Sejak 1 Juni 2019, Vietnam sudah memiliki kerjasama mengikat dengan Uni Eropa, atau disebut sebagai Perjanjian Kemitraan Sukarela Voluntary Partnerships Agreement (VPA), untuk ekspor produk kayu hanya berasal dari sumber yang terjamin legalitasnya.
Padahal, Uni Eropa merupakan salah satu pasar utama industri mebel Indonesia.
Adanya instrumen legalitas kayu dapat meningkatkan kepercayaan pasar terhadap produk mebel Indonesia, terlebih satu persatu negara mulai menerapkan regulasi kontrol kayu legal.
Skala global
Saat ini, legalitas kayu menjadi tren global dan mempengaruhi diskursus kebijakan global karena pembalakan liar dan perdagangan kayu ilegal dianggap sebagai penyebab kerusakan hutan dunia.
Berbagai negara, seperti Britania Raya, Australia, Amerika Serikat, dan Jepang telah memiliki standar legalitas kayu.
Korea Selatan dan Vietnam, sedang mengembangkan standar legalitas kayu.
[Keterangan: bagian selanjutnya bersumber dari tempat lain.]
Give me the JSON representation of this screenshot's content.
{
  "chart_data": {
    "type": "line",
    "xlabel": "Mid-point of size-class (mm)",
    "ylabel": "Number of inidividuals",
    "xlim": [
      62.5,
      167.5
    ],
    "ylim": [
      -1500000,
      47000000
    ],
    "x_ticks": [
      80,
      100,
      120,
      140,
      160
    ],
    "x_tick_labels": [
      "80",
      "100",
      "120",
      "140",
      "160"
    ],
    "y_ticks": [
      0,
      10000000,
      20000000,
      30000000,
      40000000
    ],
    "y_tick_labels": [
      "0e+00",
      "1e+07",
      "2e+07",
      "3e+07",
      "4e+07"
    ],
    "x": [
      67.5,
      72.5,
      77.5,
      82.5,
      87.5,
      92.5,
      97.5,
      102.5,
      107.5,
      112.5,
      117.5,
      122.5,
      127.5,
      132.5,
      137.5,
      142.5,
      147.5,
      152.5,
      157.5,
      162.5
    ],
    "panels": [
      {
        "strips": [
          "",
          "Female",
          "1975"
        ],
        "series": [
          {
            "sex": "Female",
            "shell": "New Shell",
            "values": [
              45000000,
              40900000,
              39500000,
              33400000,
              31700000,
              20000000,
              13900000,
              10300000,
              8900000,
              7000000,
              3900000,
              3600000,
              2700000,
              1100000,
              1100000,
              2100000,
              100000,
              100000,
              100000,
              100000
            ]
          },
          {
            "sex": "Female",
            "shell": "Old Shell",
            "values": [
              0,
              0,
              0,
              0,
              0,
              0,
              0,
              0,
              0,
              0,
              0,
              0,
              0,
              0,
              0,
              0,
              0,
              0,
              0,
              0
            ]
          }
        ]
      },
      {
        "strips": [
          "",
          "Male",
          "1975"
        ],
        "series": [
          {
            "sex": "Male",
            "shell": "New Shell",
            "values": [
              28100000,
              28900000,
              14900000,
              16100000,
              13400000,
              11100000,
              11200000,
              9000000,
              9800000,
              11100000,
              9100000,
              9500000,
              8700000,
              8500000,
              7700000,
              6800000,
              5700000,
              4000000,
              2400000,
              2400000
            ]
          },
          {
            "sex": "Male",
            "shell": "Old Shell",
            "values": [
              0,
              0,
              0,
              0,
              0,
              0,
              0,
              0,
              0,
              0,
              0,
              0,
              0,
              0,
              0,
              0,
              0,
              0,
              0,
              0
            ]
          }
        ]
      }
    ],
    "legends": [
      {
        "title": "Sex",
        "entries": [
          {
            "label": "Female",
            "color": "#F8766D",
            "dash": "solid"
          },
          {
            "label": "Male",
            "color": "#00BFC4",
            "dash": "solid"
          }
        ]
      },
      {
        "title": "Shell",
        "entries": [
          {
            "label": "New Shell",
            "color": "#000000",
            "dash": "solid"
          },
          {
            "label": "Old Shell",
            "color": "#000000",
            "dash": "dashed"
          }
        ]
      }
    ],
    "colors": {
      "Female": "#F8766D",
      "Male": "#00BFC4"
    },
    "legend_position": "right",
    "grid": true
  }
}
Sementara, Cina sedang merevisi Undang-Undang Kehutanan yang akan melarang pembelian, proses, atau pengangkutan kayu ilegal sejak 28 Desember 2019.
Menghapuskan sertifikat legal produk kayu atas alasan pelambatan ekonomi karena coronavirus merupakan langkah mundur bagi upaya pemberantasan pembalakan liar yang sudah puluhan tahun diperjuangkan oleh pemerintah Indonesia sendiri.
Di saat berbagai negara tengah mengembangkan skema verifikasi dan legalitas kayu, Indonesia justru sebaliknya.
Penghapusan dokumen V-Legal berpotensi mengurangi kepercayaan negara pengimpor terhadap legalitas kayu Indonesia, apalagi mayoritas negara pengimpor merupakan negara yang telah atau sedang mengembangkan instrumen verifikasi legalitas kayu.